As a player in the B2B payments space, CSI is actually quite complimentary to a consumer-facing payments tool like Yoke, said Jason Kolbenheyer, CSI globalVCard managing director and technology lead behind Yoke Payments.

“Just as Mike mentioned, starting in micromarkets is great, but there are unlimited use cases and applications for this solution,” Kolbenheyer said in a joint interview with Johnson. “A lot of our corporate customers today, worldwide, can absolutely benefit from using it.”

That business-facing viewpoint of payments helped Yoke to round out its solution with an inventory management feature, a function that Johnson said was not only key to meeting the demands of corporate clients but also for the overall quality of the product.

“For the technology to function properly, we needed to have that information and those inventory numbers and levels in order to know what products the customer is purchasing,” Johnson explained. “It’s an important component on the back end of how it all functions together.”

He added that, eventually, Yoke will look to become agnostic and automate the inventory data information aggregated through the POS tool into a company’s existing inventory management platform.

According to Johnson, the same goes for financial data, too.

“Anytime a product is purchased, in real time, we’re checking that inventory and sales data, and simply by exporting that data into another platform or even within our own back end, you’ve got complete access to your entire business, in real time, from anywhere in the world,” he explained.
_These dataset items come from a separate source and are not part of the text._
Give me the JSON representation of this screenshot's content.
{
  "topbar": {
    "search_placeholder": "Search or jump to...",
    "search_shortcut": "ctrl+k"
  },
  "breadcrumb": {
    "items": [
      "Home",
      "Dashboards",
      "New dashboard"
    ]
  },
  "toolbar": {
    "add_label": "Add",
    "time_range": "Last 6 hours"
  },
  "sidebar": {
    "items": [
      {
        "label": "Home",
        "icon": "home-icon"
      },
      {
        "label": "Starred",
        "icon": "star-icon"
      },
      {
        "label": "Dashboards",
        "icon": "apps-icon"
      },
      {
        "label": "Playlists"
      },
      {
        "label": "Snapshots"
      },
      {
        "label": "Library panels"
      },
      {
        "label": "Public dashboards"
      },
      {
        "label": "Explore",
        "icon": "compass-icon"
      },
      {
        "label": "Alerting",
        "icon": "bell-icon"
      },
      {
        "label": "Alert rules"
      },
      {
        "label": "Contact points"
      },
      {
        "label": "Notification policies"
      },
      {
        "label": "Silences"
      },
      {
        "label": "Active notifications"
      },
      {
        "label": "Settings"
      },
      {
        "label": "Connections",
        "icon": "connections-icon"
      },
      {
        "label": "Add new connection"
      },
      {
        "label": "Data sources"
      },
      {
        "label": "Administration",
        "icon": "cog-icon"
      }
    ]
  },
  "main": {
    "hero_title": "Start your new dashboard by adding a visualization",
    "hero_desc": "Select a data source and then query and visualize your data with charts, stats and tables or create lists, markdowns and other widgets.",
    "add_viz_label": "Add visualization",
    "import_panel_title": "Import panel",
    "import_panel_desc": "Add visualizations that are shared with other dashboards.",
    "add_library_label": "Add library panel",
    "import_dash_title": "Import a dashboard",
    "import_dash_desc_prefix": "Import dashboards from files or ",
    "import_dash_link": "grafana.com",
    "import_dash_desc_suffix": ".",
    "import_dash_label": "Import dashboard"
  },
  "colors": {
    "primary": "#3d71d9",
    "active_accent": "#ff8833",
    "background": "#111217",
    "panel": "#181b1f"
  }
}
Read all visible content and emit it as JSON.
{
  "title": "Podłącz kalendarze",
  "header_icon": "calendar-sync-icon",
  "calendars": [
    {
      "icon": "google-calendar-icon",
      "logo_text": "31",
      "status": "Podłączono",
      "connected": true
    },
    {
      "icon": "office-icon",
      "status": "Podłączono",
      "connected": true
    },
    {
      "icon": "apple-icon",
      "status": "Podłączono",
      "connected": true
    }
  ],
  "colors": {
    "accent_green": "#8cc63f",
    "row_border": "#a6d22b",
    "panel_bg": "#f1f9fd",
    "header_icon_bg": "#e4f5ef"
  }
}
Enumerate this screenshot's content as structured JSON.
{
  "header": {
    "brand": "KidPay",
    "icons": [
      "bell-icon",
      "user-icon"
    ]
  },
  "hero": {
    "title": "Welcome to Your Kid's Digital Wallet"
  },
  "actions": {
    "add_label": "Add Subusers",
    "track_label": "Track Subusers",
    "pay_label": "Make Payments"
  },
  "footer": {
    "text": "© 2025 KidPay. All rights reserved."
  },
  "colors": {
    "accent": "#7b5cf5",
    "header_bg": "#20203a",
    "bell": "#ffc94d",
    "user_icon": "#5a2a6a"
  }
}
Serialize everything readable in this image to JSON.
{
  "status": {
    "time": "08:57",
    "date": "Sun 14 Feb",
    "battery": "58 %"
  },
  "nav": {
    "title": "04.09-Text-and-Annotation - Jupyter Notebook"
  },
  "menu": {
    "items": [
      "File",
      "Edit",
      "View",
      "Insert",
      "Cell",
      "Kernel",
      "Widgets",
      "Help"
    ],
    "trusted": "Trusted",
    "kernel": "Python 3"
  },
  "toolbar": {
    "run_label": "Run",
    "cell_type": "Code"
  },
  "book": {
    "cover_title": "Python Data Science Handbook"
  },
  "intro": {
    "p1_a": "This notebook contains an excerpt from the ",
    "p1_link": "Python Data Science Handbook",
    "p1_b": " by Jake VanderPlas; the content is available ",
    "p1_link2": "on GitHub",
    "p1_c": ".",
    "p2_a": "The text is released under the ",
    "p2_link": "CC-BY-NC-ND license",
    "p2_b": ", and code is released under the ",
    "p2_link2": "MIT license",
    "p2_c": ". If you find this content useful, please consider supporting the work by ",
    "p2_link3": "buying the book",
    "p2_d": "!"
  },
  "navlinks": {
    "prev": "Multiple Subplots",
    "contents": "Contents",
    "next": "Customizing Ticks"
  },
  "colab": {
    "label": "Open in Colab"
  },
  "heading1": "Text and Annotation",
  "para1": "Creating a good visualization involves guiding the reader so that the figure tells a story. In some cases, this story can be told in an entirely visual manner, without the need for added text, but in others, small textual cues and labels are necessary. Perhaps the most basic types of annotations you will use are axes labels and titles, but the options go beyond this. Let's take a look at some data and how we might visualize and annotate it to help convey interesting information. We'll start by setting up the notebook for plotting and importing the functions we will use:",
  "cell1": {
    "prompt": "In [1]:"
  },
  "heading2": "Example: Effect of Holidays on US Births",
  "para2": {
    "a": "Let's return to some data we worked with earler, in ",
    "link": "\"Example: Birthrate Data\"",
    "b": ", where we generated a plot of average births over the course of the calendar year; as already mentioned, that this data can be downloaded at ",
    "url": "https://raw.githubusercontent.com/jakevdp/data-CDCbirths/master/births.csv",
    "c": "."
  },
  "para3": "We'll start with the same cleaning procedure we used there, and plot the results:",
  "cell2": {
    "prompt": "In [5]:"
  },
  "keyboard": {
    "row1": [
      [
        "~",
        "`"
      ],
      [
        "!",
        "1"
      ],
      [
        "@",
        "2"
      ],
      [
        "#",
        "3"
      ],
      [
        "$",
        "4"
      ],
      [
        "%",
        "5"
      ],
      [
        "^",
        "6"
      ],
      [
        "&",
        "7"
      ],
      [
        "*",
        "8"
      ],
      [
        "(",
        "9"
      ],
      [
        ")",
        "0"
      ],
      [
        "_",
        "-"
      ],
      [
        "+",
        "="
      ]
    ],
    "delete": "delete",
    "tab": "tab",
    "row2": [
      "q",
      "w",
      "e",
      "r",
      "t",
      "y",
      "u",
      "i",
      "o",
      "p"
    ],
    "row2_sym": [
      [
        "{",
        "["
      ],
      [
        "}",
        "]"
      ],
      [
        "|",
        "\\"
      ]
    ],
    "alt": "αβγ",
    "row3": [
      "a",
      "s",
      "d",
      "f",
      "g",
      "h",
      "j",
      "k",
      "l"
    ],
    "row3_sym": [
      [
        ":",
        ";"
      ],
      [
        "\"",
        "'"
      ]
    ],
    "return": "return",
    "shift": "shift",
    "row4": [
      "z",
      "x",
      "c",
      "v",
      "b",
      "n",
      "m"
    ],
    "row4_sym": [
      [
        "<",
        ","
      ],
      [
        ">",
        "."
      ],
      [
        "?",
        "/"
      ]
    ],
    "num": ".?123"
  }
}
As the startup matures, Johnson explained that Yoke will look to enter into new types of sales scenarios outside the corporate breakroom, like retail locations, hotels and more.

There is a lot that Yoke Payments wants to do, and both Yoke and CSI envision a potential earthquake of disruption for B2C payments and retail. “We’re reading constantly how retail is taking a hit from eCommerce,” Johnson said. “I think it would be really neat if we could be at the forefront of a product that brings retail back.”

But as the company continues to grow, to develop partnerships with financial institutions and card issuers and to usher in the technology to make that disruption a reality, Yoke has a B2B payments conglomerate at its side that both businesses said can also lead to another path of payments shakeups.

“There are some really neat things CSI is doing that we think Yoke can be applied to,” Johnson said. For instance, the Yoke solution can allow businesses to hand their employees virtual vouchers to make purchases with company money. Of course, the entrepreneur is thinking of how this can help achieve his broader goal: encouraging healthy eating.

“This can encourage not just on-campus healthy eating from these micromarkets but off-campus health eating at other locations,” he said.

But use cases for virtual vouchers can be attractive to businesses in other ways. “If you want to reward employees for a job well-done,” Johnson added, “you can give them this virtual voucher that they can go out and spend in the real world, and employers can track how they’re using it and what they’re spending it on.”

CSI may be a corporate payments company, but with so many potential applications for Yoke, it seems appropriate that the two would join forces. After all, CSI’s Kolbenheyer said, it all comes down to the same goal.

“CSI is really focused on B2B payments, but payments are payments,” he said. “To us, it’s just about removing friction, whether it’s corporate payments or consumer payments.”